With the rapid surge in the prevalence of Large Language Models (LLMs), individuals are increasingly turning to conversational AI for initial insights across various domains, including health-related inquiries such as disease diagnosis. Many users seek potential causes on platforms like ChatGPT or Bard before consulting a medical professional for their ailment. These platforms offer valuable benefits by streamlining the diagnosis process, alleviating the significant workload of healthcare practitioners, and saving users both time and money by avoiding unnecessary doctor visits. However, Despite the convenience of such platforms, sharing personal medical data online poses risks, including the presence of malicious platforms or potential eavesdropping by attackers. To address privacy concerns, we propose a novel framework combining FHE and Deep Learning for a secure and private diagnosis system. Operating on a question-and-answer-based model akin to an interaction with a medical practitioner, this end-to-end secure system employs Fully Homomorphic Encryption (FHE) to handle encrypted input data. Given FHE's computational constraints, we adapt deep neural networks and activation functions to the encryted domain. Further, we also propose a faster algorithm to compute summation of ciphertext elements. Through rigorous experiments, we demonstrate the efficacy of our approach. The proposed framework achieves strict security and privacy with minimal loss in performance.

Figures (5)

• Figure 1: (a) Threat in the current system; (b) Proposed Fully Homomorphic Enryption-enabled Secure Disease Predictor.
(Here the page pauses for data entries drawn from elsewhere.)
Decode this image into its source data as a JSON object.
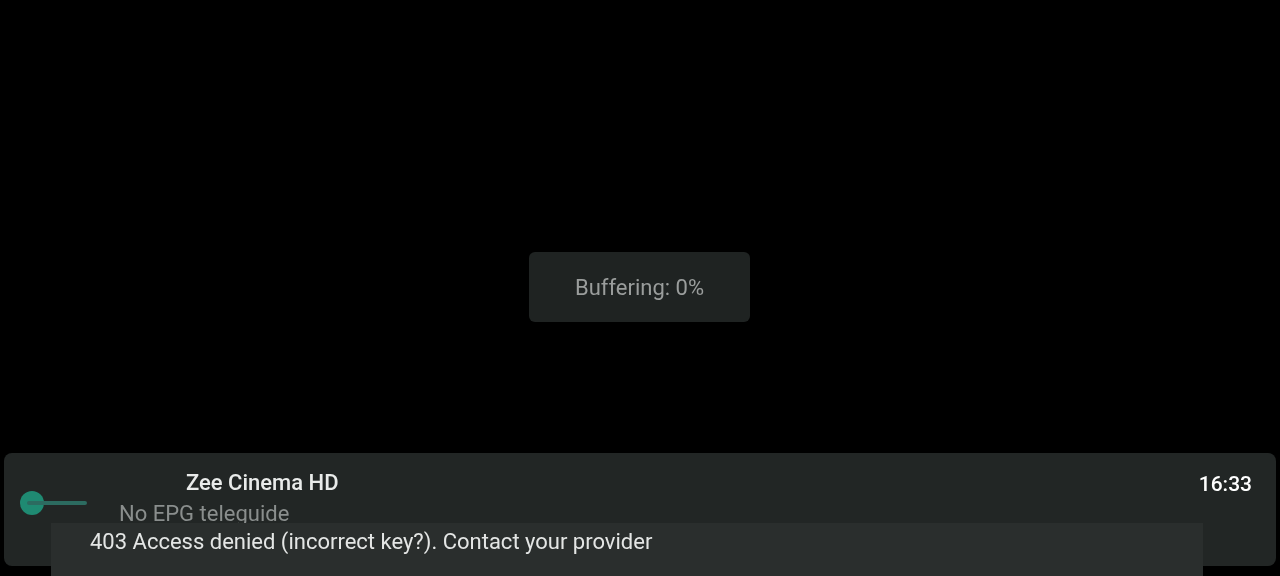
{
  "buffering": {
    "text": "Buffering: 0%"
  },
  "channel_bar": {
    "channel_name": "Zee Cinema HD",
    "epg": "No EPG teleguide",
    "clock": "16:33"
  },
  "toast": {
    "message": "403 Access denied (incorrect key?). Contact your provider"
  }
}
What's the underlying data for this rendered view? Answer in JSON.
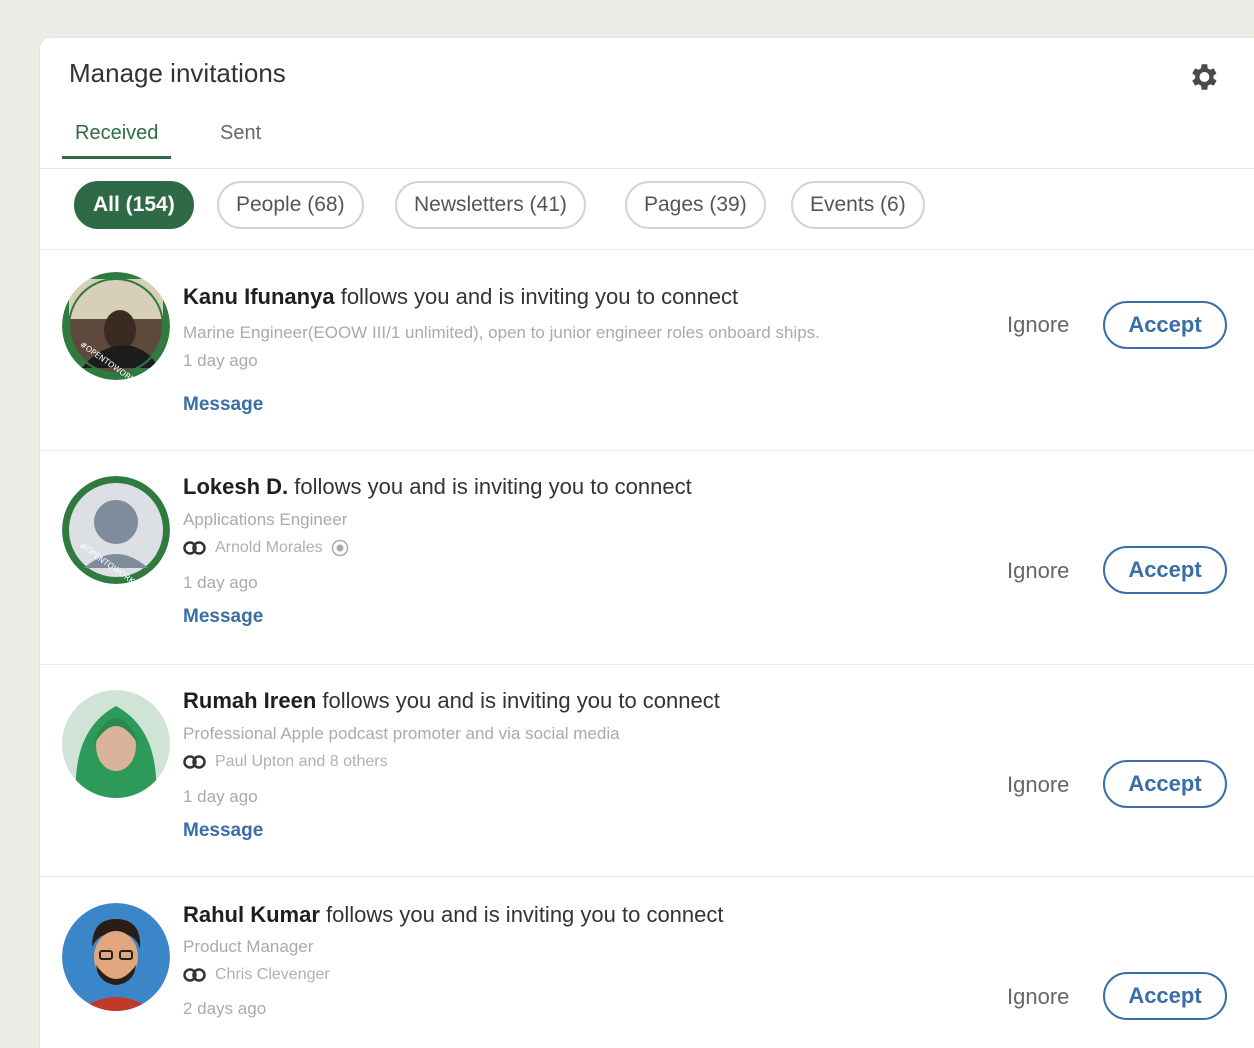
{
  "header": {
    "title": "Manage invitations",
    "settings_icon": "gear-icon"
  },
  "tabs": [
    {
      "label": "Received",
      "active": true
    },
    {
      "label": "Sent",
      "active": false
    }
  ],
  "filters": [
    {
      "label": "All (154)",
      "active": true
    },
    {
      "label": "People (68)",
      "active": false
    },
    {
      "label": "Newsletters (41)",
      "active": false
    },
    {
      "label": "Pages (39)",
      "active": false
    },
    {
      "label": "Events (6)",
      "active": false
    }
  ],
  "action_labels": {
    "ignore": "Ignore",
    "accept": "Accept",
    "message": "Message"
  },
  "invitations": [
    {
      "name": "Kanu Ifunanya",
      "text": "follows you and is inviting you to connect",
      "headline": "Marine Engineer(EOOW III/1 unlimited), open to junior engineer roles onboard ships.",
      "mutual": "",
      "time": "1 day ago"
    },
    {
      "name": "Lokesh D.",
      "text": "follows you and is inviting you to connect",
      "headline": "Applications Engineer",
      "mutual": "Arnold Morales",
      "time": "1 day ago"
    },
    {
      "name": "Rumah Ireen",
      "text": "follows you and is inviting you to connect",
      "headline": "Professional Apple podcast promoter and via social media",
      "mutual": "Paul Upton and 8 others",
      "time": "1 day ago"
    },
    {
      "name": "Rahul Kumar",
      "text": "follows you and is inviting you to connect",
      "headline": "Product Manager",
      "mutual": "Chris Clevenger",
      "time": "2 days ago"
    }
  ],
  "colors": {
    "brand_green": "#2d6a45",
    "link_blue": "#3a6ea5",
    "open_to_work_green": "#2f7a3f"
  }
}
• Figure 2: An illustration of the summation of ciphertext elements using Rotate and Add algorithm.
• Figure 3: High-level architecture diagram of Fully Homomorphic Encryption-enabled Secure Disease Predictor containing fully connected layer and activation functions.
• Figure 4: A graph of exact Leaky ReLU (Original Data) and 8-degree polynomial approximation of Leaky ReLU.
• Figure 5: Summation of ciphertext elements can be performed using two methods - (i) Discrete Fourier Transform (DFT); (ii) Rotate and Add (RA). This plot depicts relative error percentage and relative speedup percentage of these methods for various ciphertext lengths in summing ciphertext elements. Relative error percentage = $\frac{DFT - RA}{RA} * 100$. Relative speedup percentage = $\frac{T_{DFT} - T_{RA}}{T_{RA}} * 100$, where $T$ denotes time taken using the respective method.